By: MG Orender, President - Hampton Golf
I grew up in the late 50s and 60s and the two biggest sports icons I clearly remember are Mickey Mantle and Arnold Palmer. Though our family did not play golf or even take it up until the mid-1960s, my father was fascinated by Arnold Palmer - a guy just like him from a blue collar background and coal mine country who took the world of golf by storm. I couldn’t have dreamed that through my career, I would get to spend time with Mr. Palmer over the years. Out of all my memories of him, two events stand out in my mind that sum up exactly who he is and why he is “The King."
The first event happened when I met him for the first time. That encounter was at the Senior Event in Tampa where he played each year, especially in the early days of the Senior Tour, when it was really a series of exhibitions. I ran the scoring tent for the North Florida Section and one day Mr. Palmer noticed me sneaking Chi-Chi out of the back of the tent. He asked me where that back door would take him and I told him to the back of the locker room. Mr. Palmer said he was tight on time so I slipped him out. The next day he thanked me and told me he owed me one.
The following day my Dad was at the event. I asked Mr. Palmer to sign his card and I also asked if he would say ‘Hello.’ He got up, and asked me to point out my Dad. He was three people back from the rope. Mr. Palmer walked out, called him by name, shook his hand, pulled him through the ropes and talked about life in and around the coal mines of Pennsylvania and West Virginia. If I hadn’t been a fan before then, he definitely got my Dad and I for life that day.
The second event that stands out to me was when Bruno, the original head of the Senior Tour, retired. There was a huge dinner in his honor held during the Mutual of Omaha Legends Event in St. Augustine. Several people came to the podium to speak in including the Commissioner, Jack Nicklaus and others. But when Arnold Palmer was invited to speak, he rose to go to the dais and every player and guest in the room stood. I realized at that moment how much Arnold Palmer had meant to all of us that love the game of golf and that his peers also shared that love. That is the reason he is called “The King.”
As time passed in my career and I continued to move through the chairs in the PGA on my way to being the President, I had the opportunity to spend time with Arnold Palmer and Ed Seay, and I also had the privilege of playing golf with Mr.

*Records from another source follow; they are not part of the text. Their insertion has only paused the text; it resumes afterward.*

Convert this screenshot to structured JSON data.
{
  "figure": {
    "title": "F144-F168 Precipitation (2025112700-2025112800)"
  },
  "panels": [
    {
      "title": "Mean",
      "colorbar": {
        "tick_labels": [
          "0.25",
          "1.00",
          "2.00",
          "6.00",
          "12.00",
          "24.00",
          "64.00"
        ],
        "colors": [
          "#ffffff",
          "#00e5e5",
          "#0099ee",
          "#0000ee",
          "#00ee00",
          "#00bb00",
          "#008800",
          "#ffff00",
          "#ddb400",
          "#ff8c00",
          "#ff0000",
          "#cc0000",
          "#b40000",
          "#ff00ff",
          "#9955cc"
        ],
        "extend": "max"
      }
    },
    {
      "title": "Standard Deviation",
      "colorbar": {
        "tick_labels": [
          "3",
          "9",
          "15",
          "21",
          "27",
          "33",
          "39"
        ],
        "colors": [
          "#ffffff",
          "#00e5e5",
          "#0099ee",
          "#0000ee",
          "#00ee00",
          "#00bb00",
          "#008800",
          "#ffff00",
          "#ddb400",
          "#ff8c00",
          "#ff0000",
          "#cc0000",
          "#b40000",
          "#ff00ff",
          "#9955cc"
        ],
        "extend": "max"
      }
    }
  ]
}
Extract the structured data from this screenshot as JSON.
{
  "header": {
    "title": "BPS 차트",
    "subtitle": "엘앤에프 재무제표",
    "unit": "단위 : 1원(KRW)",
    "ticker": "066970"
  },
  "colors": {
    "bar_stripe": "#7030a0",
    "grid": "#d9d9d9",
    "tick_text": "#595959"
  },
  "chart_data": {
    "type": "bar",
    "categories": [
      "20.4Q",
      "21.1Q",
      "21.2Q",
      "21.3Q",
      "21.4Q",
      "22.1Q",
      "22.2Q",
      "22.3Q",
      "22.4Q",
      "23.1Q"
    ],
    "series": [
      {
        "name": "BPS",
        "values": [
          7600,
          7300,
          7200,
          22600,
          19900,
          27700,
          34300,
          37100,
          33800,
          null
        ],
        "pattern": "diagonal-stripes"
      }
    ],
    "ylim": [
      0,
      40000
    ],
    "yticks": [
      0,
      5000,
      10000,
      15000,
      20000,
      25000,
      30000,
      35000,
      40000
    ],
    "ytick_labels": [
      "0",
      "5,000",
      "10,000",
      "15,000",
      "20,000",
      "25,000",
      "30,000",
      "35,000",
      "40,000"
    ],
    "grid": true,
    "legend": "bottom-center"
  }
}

Palmer on several occasions. In addition, his firm designed several courses for Hampton Golf which gave us other social and professional opportunities. Over the years, whenever I asked him to play in the Monique Burr Tournament, for an autograph for a friend or a charity, for a hand written note or to spend time with someone, he never said no.
There has never been another like him and I don’t believe there will ever be one who can touch the world like Mr. Palmer did. He has influenced and inspired so many of us in the business of golf and all of us who love the game. He always will be “The King.”